As a female engineer with more than three decades of experience, Ms. Durham also knows quite a bit about working in a profession that was once solely reserved for men. Though she credits LAWA, and now TYLI, for having a supportive and encouraging environment, she also cites another organization for providing critical support.
“I got involved in WTS-LA in the 1990s. I can’t remember how exactly though! I do remember that one of my friends, Susan Collette, an engineer in the Airport Planning Department had been attending WTS-LA meetings and she said it was a great organization that we should join. But at the time, I had a small child and was going to graduate school. So, I kept extracurricular activities to a minimum. Finally, I went to a meeting downtown and I really liked the feel of it and everyone involved that Susan had introduced me to. It was a group where I felt that I belonged, more than any other organization. And that was very important. 
“Being a woman engineer and the first female chief airport engineer was hard, despite LAWA being a great working environment with strong women in leadership roles, like Lydia Kennard and Kim Day, who both supported me and WTS. But the support I got from WTS-LA was incredible. They were so generous. I was even named WTS-LA Woman of the Year (2005). Then I got on committees and the board. It made a real difference in both my professional and personal lives. And to this day, I encourage TYLI and LAWA staff to attend meetings and join the chapter, and to be meaningfully involved. 
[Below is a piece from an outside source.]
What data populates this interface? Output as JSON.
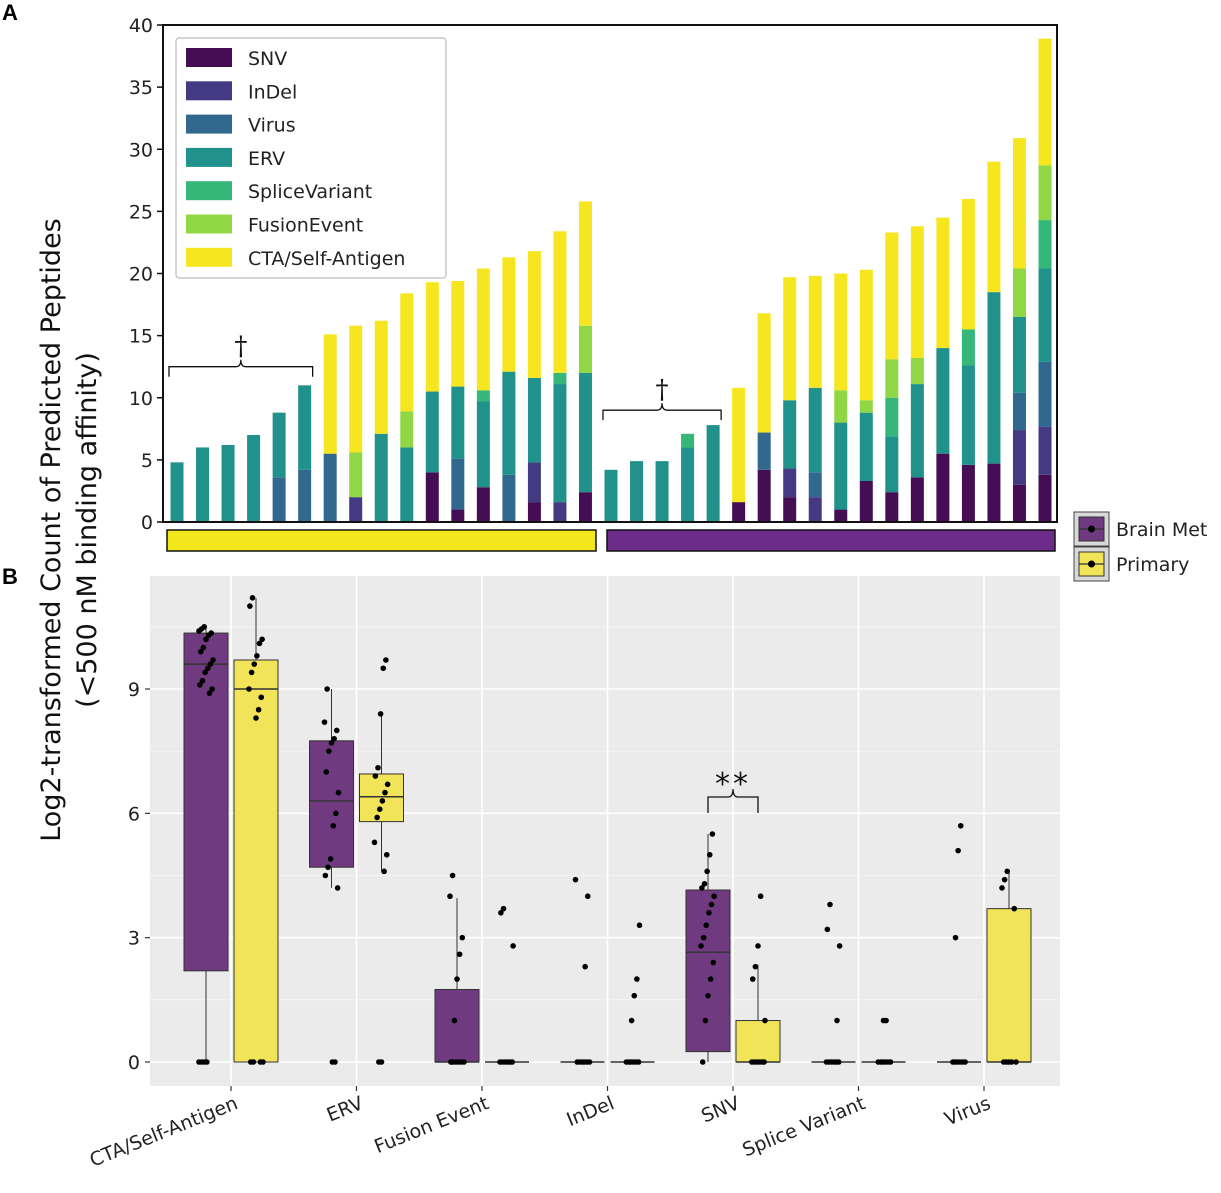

“It’s an excellent networking organization, especially for women engineers, where there were so few before. And it becomes infectious. I got [LAWA Deputy Executive Director] Cynthia Guidry to be involved; and she’s still involved and encouraging the younger generation to be involved. [LAWA Senior Airport Engineer] Rosa Brice is in charge of Awards and Recognition and she used to chair Membership. WTS-LA is an organization that  I’m very happy to support and to be involved in, where one meets so many wonderful people who work in every aspect of the transportation industry. And that’s important, because when you work at the airport, it’s very easy to get myopic and only deal with aviation issues and people. WTS is a great place to get out of your bubble and learn what’s going on in all areas of transportation.”